These discrepancies often occur with subtle fractures on radiographs; these fractures are typically at higher risk of being missed. Non-displaced fractures, poorly projected fractures, and fractures obscured by anatomic overlap all increase the likelihood of an error occurring.

Numerous publications have consistently reported the same reasons for missed fractures on radiographs: perceptual errors, incomplete projections, anatomic overlap, distracting background pathology, and failure to adjust clinically when the radiographic findings do not align with the clinical picture.¹ ² ³

Missed fractures can occur in any trauma imaging pathway; however, the risk is higher when trauma radiographs are interpreted by a general radiologist, emergency physician, junior reader, or trauma review team composed of varying levels of expertise than when interpreted by a musculoskeletal subspecialty radiologist at the site of care.

At smaller institutions, the initial reading of a trauma radiograph is typically performed in the emergency department due to time constraints, limited patient history, and variable levels of expertise with little or no immediate musculoskeletal subspecialty support.

The central question is whether artificial intelligence can be used to help mitigate the number of missed fractures by improving the review of trauma X-rays or standardizing trauma X-ray interpretation through the reduction of variation in the workflow process and levels of expertise.¹ ⁴ ¹⁰

The current guidance for AI in radiology is that, before use in a given clinical setting, AI should be examined for its intended use, fit with the workflow process, performance in testing conditions that match actual use, and whether human supervision would still be required.

When evaluating an AI model for emergency radiology, rather than looking at the performance of an AI model alone, the real test is whether the use of AI in X-ray interpretation supports clinicians where missed findings are most likely to occur. In this context, the value of emergency radiology AI depends on whether it provides clinical support for X-ray interpretation in the settings where errors are most likely.⁴

‍

The complexity and difficulty in detecting fractures on X-ray imaging

Fracture detection on X-rays is not equally difficult across all cases. When looking at long-bone fractures, the decision of whether or not a fracture is present is usually easy to identify.

The degree of difficulty may increase when an X-ray shows subtle cortical disruption, a small avulsion-type fracture, indirect signs without a visible fracture line, a non-displaced pelvic fracture, significant overlap of multiple structures, an incomplete exam, e.g., not obtaining all appropriate views, or cognitive errors due to preconceived notions of normal anatomy or perceived mental reinforcement from viewing apparently normal images.

These factors all lead to missed fractures in emergency radiology.¹ ²

Fractures of certain anatomical structures have a higher chance of being missed than other fracture types. Occult scaphoid fractures are a common clinical example, which may be missed on initial X-ray and later appear as bone edema on MRI.

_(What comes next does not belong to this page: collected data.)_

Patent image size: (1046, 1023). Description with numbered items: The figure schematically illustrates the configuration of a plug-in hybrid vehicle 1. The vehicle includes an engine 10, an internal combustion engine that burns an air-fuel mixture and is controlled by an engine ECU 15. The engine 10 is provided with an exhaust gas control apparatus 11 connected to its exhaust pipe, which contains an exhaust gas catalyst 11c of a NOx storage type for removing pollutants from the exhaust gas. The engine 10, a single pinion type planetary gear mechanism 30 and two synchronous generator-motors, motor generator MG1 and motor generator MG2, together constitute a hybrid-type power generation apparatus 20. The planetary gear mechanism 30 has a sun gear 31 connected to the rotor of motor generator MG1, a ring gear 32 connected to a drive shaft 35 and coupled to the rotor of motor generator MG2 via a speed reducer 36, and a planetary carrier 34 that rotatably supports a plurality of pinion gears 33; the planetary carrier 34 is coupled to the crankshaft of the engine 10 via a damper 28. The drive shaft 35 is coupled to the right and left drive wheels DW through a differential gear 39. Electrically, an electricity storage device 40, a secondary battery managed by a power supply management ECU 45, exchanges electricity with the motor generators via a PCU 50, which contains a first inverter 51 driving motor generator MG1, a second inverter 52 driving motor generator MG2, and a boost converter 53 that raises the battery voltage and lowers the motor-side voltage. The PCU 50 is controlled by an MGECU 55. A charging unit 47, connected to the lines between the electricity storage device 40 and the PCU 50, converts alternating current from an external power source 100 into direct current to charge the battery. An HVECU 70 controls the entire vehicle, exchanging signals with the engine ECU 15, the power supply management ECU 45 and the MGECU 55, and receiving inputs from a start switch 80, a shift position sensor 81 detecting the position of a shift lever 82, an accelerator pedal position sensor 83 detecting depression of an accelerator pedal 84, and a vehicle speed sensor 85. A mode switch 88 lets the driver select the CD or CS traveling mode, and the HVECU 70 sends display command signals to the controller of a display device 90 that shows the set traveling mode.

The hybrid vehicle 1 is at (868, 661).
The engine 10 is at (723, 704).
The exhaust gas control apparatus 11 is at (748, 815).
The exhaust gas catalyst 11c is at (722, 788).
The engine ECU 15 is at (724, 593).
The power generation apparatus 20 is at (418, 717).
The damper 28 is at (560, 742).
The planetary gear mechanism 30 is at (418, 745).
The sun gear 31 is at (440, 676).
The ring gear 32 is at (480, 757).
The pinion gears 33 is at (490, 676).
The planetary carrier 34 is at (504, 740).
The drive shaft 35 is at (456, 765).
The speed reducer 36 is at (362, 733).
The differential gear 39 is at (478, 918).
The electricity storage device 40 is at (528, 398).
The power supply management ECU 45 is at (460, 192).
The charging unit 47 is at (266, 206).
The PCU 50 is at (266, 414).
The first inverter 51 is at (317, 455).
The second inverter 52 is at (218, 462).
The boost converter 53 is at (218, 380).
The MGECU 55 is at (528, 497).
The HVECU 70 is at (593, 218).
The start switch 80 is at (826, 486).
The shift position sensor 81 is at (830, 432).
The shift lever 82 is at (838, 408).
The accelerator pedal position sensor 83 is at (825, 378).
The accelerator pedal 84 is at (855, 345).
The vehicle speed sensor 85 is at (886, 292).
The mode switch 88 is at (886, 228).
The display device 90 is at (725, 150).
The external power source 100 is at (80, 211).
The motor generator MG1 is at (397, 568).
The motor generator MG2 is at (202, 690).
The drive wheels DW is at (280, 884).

Other common examples of missed fractures include radial head fractures that may be identified as a posterior fat-pad sign only with no direct evidence of fracture on plain film, Lisfranc joint injuries due to absence of adequate weight-bearing radiographs or lack of visual signs of diastasis, and pelvic ring injuries in elderly patients considered to have osteopenia or when bowel gas obscures potential fracture.

All these examples illustrate the challenges in detecting small, indirect fractures during an emergency, especially when there is incomplete clinical history and a high workload.

A Dutch study of 25,957 fractures in the emergency department revealed that 289 fractures were missed initially and that the rate of missed fractures varied by age and location.

The management of fractures was also affected by delayed diagnosis, showing that patterns of missed fractures are not random and that certain parts of the body have a greater risk of being missed.³

Although trauma case review is primarily concerned with identifying fractures, the reviewer must also decide if additional imaging is necessary and whether CT or MRI is warranted, even when the radiograph is negative.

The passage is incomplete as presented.